А  Б  В  Г  Д  Е  Ж  З  И  Й  К  Л  М  Н  О  П  Р  С  Т  У  Ф  Х  Ц  Ч  Ш  Щ  Э  Ю  Я  A-Z

 

Музыку в салон! Педаль вниз! Поехали!
Пару кругов сделаю — и до дому.
И вот мчусь я по автостраде, с умеренным воем ветра за бортом, улыбаюсь вполсилы, подпеваю… Лет пятнадцать тому назад Роллинги записали симпатичнейший альбом, из моих любимых, я его и поставил… «Отложу на потом», «Черный лимузин», «Небеса»… И, наконец, та вещь, которая… которую… Нравится она мне, да, нравится, пожалуй, больше всех остальных, раньше и позже ими написанных: «В ожидании друга»… Какая роскошная музыка! Впрочем, и слова неплохи. «Ничего не хочу сейчас, ни бухать, ни трахаться, ни каяться.

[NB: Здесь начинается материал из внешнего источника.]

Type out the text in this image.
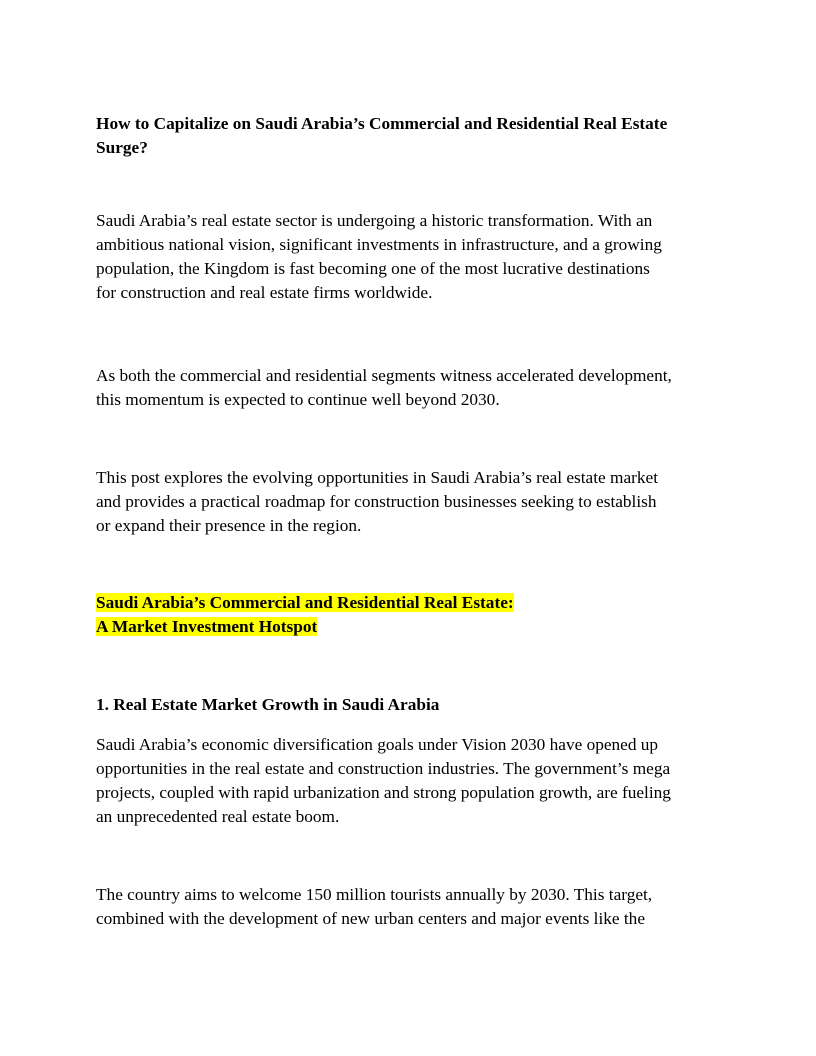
How to Capitalize on Saudi Arabia’s Commercial and Residential Real Estate
Surge?

Saudi Arabia’s real estate sector is undergoing a historic transformation. With an
ambitious national vision, significant investments in infrastructure, and a growing
population, the Kingdom is fast becoming one of the most lucrative destinations
for construction and real estate firms worldwide.

As both the commercial and residential segments witness accelerated development,
this momentum is expected to continue well beyond 2030.

This post explores the evolving opportunities in Saudi Arabia’s real estate market
and provides a practical roadmap for construction businesses seeking to establish
or expand their presence in the region.

Saudi Arabia’s Commercial and Residential Real Estate:
A Market Investment Hotspot
1. Real Estate Market Growth in Saudi Arabia

Saudi Arabia’s economic diversification goals under Vision 2030 have opened up
opportunities in the real estate and construction industries. The government’s mega
projects, coupled with rapid urbanization and strong population growth, are fueling
an unprecedented real estate boom.

The country aims to welcome 150 million tourists annually by 2030. This target,
combined with the development of new urban centers and major events like the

Я просто жду друга. Да, друга, которому можно выкричаться в жилетку, который не подведет…»
И клип у меня этот есть, на кассету записан. «Я просто жду друга…» Там сначала один Джаггер с какими-то неграми сидит на крылечке, потом подваливает к нему Ричардс, и они идут вдвоем по улице, в какой-то кабачок, где их у стойки уже ждет Ронни Вуд, а на соседних табуретах смеются Билл Уаймен и Чарли Уоттс… А у Чарли-то — плешка видна, некрупная, с коровий глаз размером… Потом они все вместе надевают музыкальную сбрую и, с понтом дела, начинают зарабатывать на жизнь, играя для местных забулдыг…

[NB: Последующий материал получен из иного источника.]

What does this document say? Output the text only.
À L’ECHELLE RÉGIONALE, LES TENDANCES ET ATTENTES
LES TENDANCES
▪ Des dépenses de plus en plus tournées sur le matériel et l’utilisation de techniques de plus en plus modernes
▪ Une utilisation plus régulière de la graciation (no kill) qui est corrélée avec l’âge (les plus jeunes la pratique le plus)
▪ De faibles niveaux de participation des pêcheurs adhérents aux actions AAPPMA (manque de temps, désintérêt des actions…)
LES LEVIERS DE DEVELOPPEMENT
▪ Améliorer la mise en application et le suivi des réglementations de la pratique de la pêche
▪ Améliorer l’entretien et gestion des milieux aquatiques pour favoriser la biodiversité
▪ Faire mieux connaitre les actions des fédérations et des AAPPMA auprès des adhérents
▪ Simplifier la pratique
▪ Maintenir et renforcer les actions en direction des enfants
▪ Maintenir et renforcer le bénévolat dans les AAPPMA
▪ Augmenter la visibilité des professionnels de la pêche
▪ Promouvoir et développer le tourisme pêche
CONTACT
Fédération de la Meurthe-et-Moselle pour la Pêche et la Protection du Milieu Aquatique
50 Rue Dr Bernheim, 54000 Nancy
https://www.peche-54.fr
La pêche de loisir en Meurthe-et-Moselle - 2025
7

У Роллингов до черта отличных песен, которые никогда не надоедают мне, отчего же именно это — моя самая любимая? Не знаю, раньше не задумывался никогда… В самой жизни причина? Нет, жизнь у меня далеко не пуста: есть в ней работа, деньги, молодость, здоровье, любимая жена, обожаемые дети… Рисование, в конце концов… Отец вдруг прорезался… А вот друзей… Друзей никогда не было. Может, в этом все дело?
Глава восьмая

В которой главный герой старается быть скромным, ибо сказано: апломб — это уверенность, лишенная ума и сомнений.
Представьте себе картину маслом на холсте: «Пень-муравейник». В раме она висит, или без рамы, не имеет значения. И вот я в музее, хожу по залам, остановился, смотрю на… Стоп, если в музее, тогда точно рама у картины есть. А я в музее. Смотрю на картину и осознанно получаю эстетическое удовольствие.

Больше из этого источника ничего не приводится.